Since the beginning of 2017, the Bulgarian Stock Exchange (BSE) has moved significantly closer to the establishment of its long-awaited international segment, which the bourse hopes will contribute to resolving the problem of persistently low liquidity.
The BSE International segment, where financial instruments that have already been admitted to trading on foreign regulated markets will be listed, is designed to provide easier access of Bulgarian investors to foreign stocks.
On January 26, the financial regulator issued an approval the BSE needed to be able to operate a multilateral trading facility (MTF), which is a key precondition for setting up the BSE International segment. MTFs are self-regulated financial trading venues, which serve as an alternative to traditional regulated markets on stock exchanges.
The need for setting up an MTF is based the fact that the majority of foreign exchange-traded companies had been listed long before the EU's Prospectus Directive of 2003. However, if companies do not have prospectuses required by the directive, they can't trade on the BSE's main market, which justifies the need for an MTF.
On February 19, the last condition for setting up BSE International was met, as the Bulgarian Central Depository announced it has completed a joint project with the country's central bank, allowing the depository to settle transactions in euro in the TARGET2 real-time gross settlement system.
The initial deadline for setting up the BSE International segment expected by the stock exchange was September 2017 but the two above-mentioned approvals took longer to obtain than originally envisaged.
The establishment of the new segment is aimed at improving liquidity on the stock exchange in Sofia. The BSE has said the segment will offer large institutional investors, which are already trading in foreign-listed stocks via various channels, a much cheaper way to do so, both in terms of trading charges and settlement.
The segment will comprise between 70 and 80 issues of foreign companies, which will be selected after extensive consultations with large institutional investors and other interested parties, one of the BSE CEOs, Vassil Golemanski, said when the plan for establishing the segment was officially announced.
Low liquidity has long been considered one of the major problems of the Bulgarian Stock Exchange. The global financial crisis only exacerbated the problem, which led to the establishment of a Capital Market Development Council consisting of representatives of regulators and associations of large institutional investors. In November 2016, the Council adopted a Strategy for Development of the Bulgarian Capital Market.
Insufficient liquidity and the lack of instruments in a volume large enough to attract large institutional investors are the most pressing concerns which the BSE is facing, according to the strategy document. To resolve the issues, the parties agreed to work towards improving the quality, quantity and variety of instruments offered on the BSE.

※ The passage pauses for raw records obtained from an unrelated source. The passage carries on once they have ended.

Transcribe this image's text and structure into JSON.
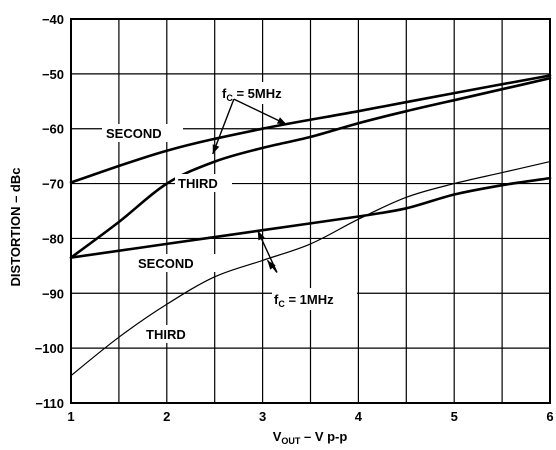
{
  "chart_data": {
    "type": "line",
    "title": "",
    "xlabel": {
      "main": "V",
      "sub": "OUT",
      "rest": " – V p-p"
    },
    "ylabel": "DISTORTION – dBc",
    "xlim": [
      1,
      6
    ],
    "ylim": [
      -110,
      -40
    ],
    "x_ticks": [
      "1",
      "2",
      "3",
      "4",
      "5",
      "6"
    ],
    "y_ticks": [
      "−40",
      "−50",
      "−60",
      "−70",
      "−80",
      "−90",
      "−100",
      "−110"
    ],
    "grid": true,
    "legend": "none",
    "series": [
      {
        "key": "second_5mhz",
        "weight": "thick",
        "x": [
          1,
          2,
          3,
          4,
          5,
          6
        ],
        "y": [
          -69.8,
          -64.0,
          -60.0,
          -56.8,
          -53.5,
          -50.3
        ]
      },
      {
        "key": "third_5mhz",
        "weight": "thick",
        "x": [
          1,
          1.5,
          2,
          2.5,
          3,
          3.5,
          4,
          4.5,
          5,
          5.5,
          6
        ],
        "y": [
          -83.5,
          -77.0,
          -70.0,
          -66.0,
          -63.5,
          -61.5,
          -59.0,
          -56.8,
          -54.8,
          -52.8,
          -50.8
        ]
      },
      {
        "key": "second_1mhz",
        "weight": "thick",
        "x": [
          1,
          2,
          3,
          4,
          4.5,
          5,
          5.5,
          6
        ],
        "y": [
          -83.5,
          -81.0,
          -78.5,
          -76.0,
          -74.5,
          -72.0,
          -70.3,
          -69.0
        ]
      },
      {
        "key": "third_1mhz",
        "weight": "thin",
        "x": [
          1,
          1.5,
          2,
          2.5,
          3,
          3.5,
          4,
          4.5,
          5,
          5.5,
          6
        ],
        "y": [
          -105.0,
          -98.0,
          -92.0,
          -87.0,
          -84.0,
          -81.0,
          -76.5,
          -72.5,
          -70.0,
          -68.0,
          -66.0
        ]
      }
    ],
    "annotations": {
      "second_top": "SECOND",
      "third_top": "THIRD",
      "second_bottom": "SECOND",
      "third_bottom": "THIRD",
      "fc_5mhz": {
        "main": "f",
        "sub": "C",
        "rest": " = 5MHz"
      },
      "fc_1mhz": {
        "main": "f",
        "sub": "C",
        "rest": " = 1MHz"
      }
    }
  }
}
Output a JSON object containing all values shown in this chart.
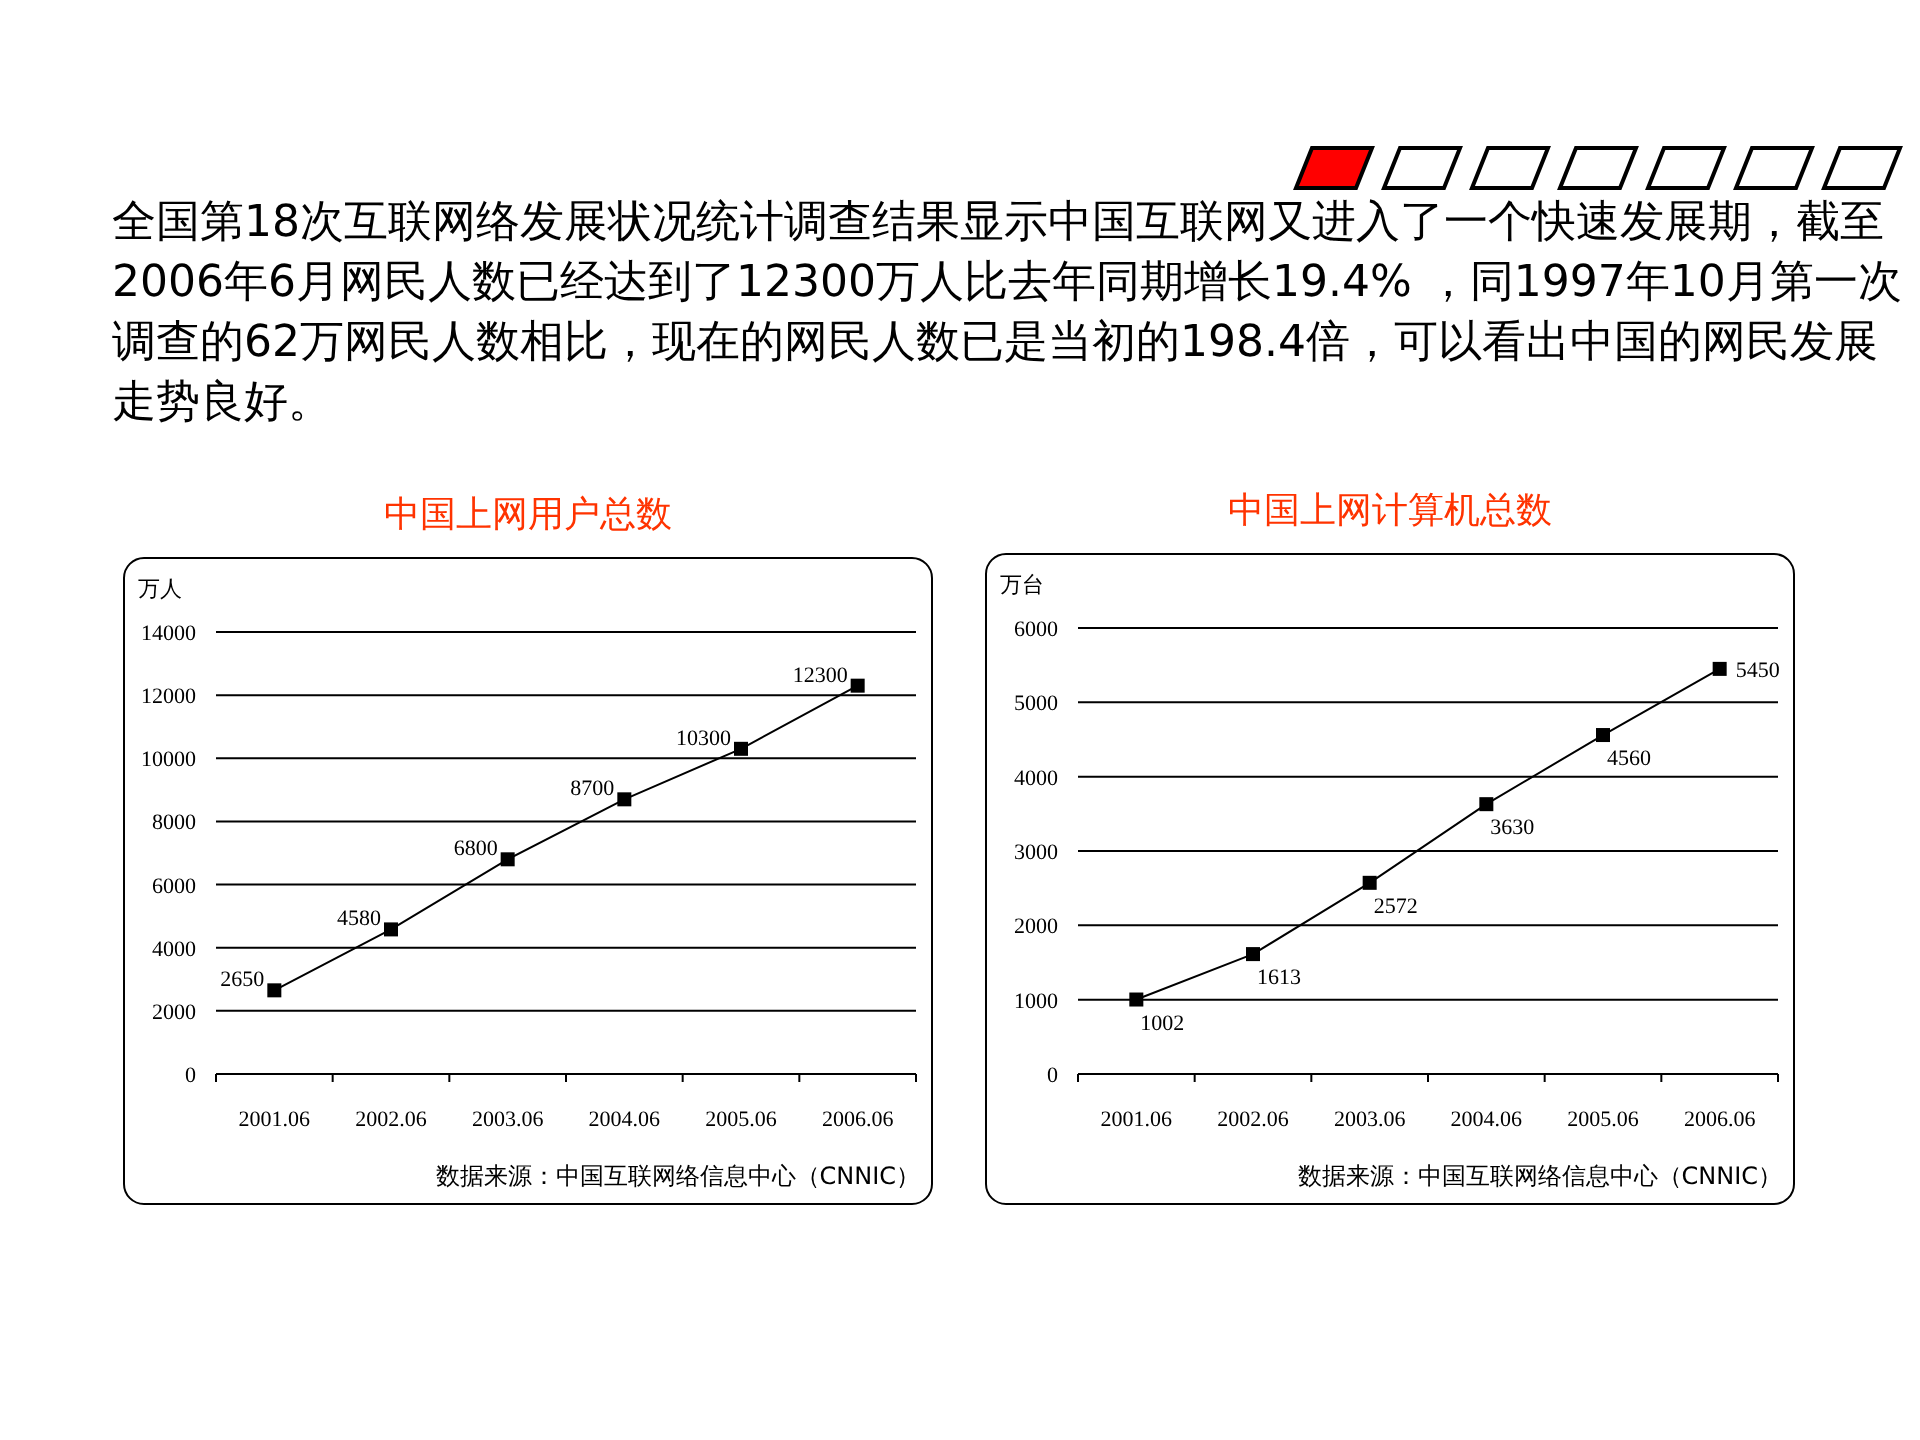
{
  "chart_data": [
    {
      "type": "other",
      "annotations": [
        "全国第18次互联网络发展状况统计调查结果显示中国互联网又进入了一个快速发展期，截至2006年6月网民人数已经达到了12300万人比去年同期增长19.4% ，同1997年10月第一次调查的62万网民人数相比，现在的网民人数已是当初的198.4倍，可以看出中国的网民发展走势良好。"
      ]
    },
    {
      "type": "line",
      "title": "中国上网用户总数",
      "ylabel": "万人",
      "categories": [
        "2001.06",
        "2002.06",
        "2003.06",
        "2004.06",
        "2005.06",
        "2006.06"
      ],
      "series": [
        {
          "color": "#000000",
          "values": [
            2650,
            4580,
            6800,
            8700,
            10300,
            12300
          ]
        }
      ],
      "ylim": [
        0,
        14000
      ],
      "yticks": [
        0,
        2000,
        4000,
        6000,
        8000,
        10000,
        12000,
        14000
      ],
      "grid": "y",
      "marker": "square",
      "data_labels": true,
      "annotations": [
        "数据来源：中国互联网络信息中心（CNNIC）"
      ]
    },
    {
      "type": "line",
      "title": "中国上网计算机总数",
      "ylabel": "万台",
      "categories": [
        "2001.06",
        "2002.06",
        "2003.06",
        "2004.06",
        "2005.06",
        "2006.06"
      ],
      "series": [
        {
          "color": "#000000",
          "values": [
            1002,
            1613,
            2572,
            3630,
            4560,
            5450
          ]
        }
      ],
      "ylim": [
        0,
        6000
      ],
      "yticks": [
        0,
        1000,
        2000,
        3000,
        4000,
        5000,
        6000
      ],
      "grid": "y",
      "marker": "square",
      "data_labels": true,
      "annotations": [
        "数据来源：中国互联网络信息中心（CNNIC）"
      ]
    }
  ]
}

One of the specific measures intended to support the development of the stock exchange in Sofia was to provide local investors with access to foreign markets via the BSE. Consequently, in May 2017, the BSE announced it was planning to set up a BSE International segment. At the time, the BSE also announced it had received approval from the Financial Supervision Commission for changes to its listing and trading rules.
Trading in government bonds off to a slow start
In a bid to further diversify the available instruments on the exchange, on November 1the BSE admitted to trade 20 issues of Bulgarian government securities with a total book value of 5.5 billion levs.
The listing of government securities on the BSE was expected with great interest, as many thought it might attract retail investors, who otherwise have no direct access to such instruments.
However, until the end of 2017 only three transactions in government securities were concluded on the regulated market of the BSE, generating a total turnover of just below 340,000 euro. In January 2018, trade in government bonds slightly picked up and generated a turnover in excess of 1 million euro.
Expat Asset Management's growing family of ETFs
The growing number of Sofia-listed exchange-traded funds (ETFs) of Bulgaria's Expat Asset Management company might also boost liquidity on the BSE.
In August 2016, Expat Asset Management launched its first ETF on the BSE, Expat Bulgaria SOFIX UCITS ETF, which tracks the performance of the BSE's blue-chip SOFIX index through the method of full physical replication. The ETF helped boost liquidity on the BSE as, on the one hand, it attracts serious investor interest, and on the other, it constantly buys and sells shares of blue-chip companies, in order to keep up with the SOFIX rebalancing.
In January and February, Expat Asset Management listed a further eight ETFs on the BSE, each of which tracks the performance of the blue-chip index of one of eight stock exchanges in Central and Eastern Europe, i.e. the bourses of Croatia, the Czech Republic, Greece, Hungary, Poland, Romania, Slovakia and Slovenia. The company also plans to launch a further two ETFs, which will track the blue-chip indices in Macedonia and Serbia.
The ETFs are expected to overcome deficiencies typical for stock exchanges in the region such as lack of liquidity, lack of access, cross-border settlement issues, high execution costs, large spreads, and other technical factors, according to Expat Asset Management.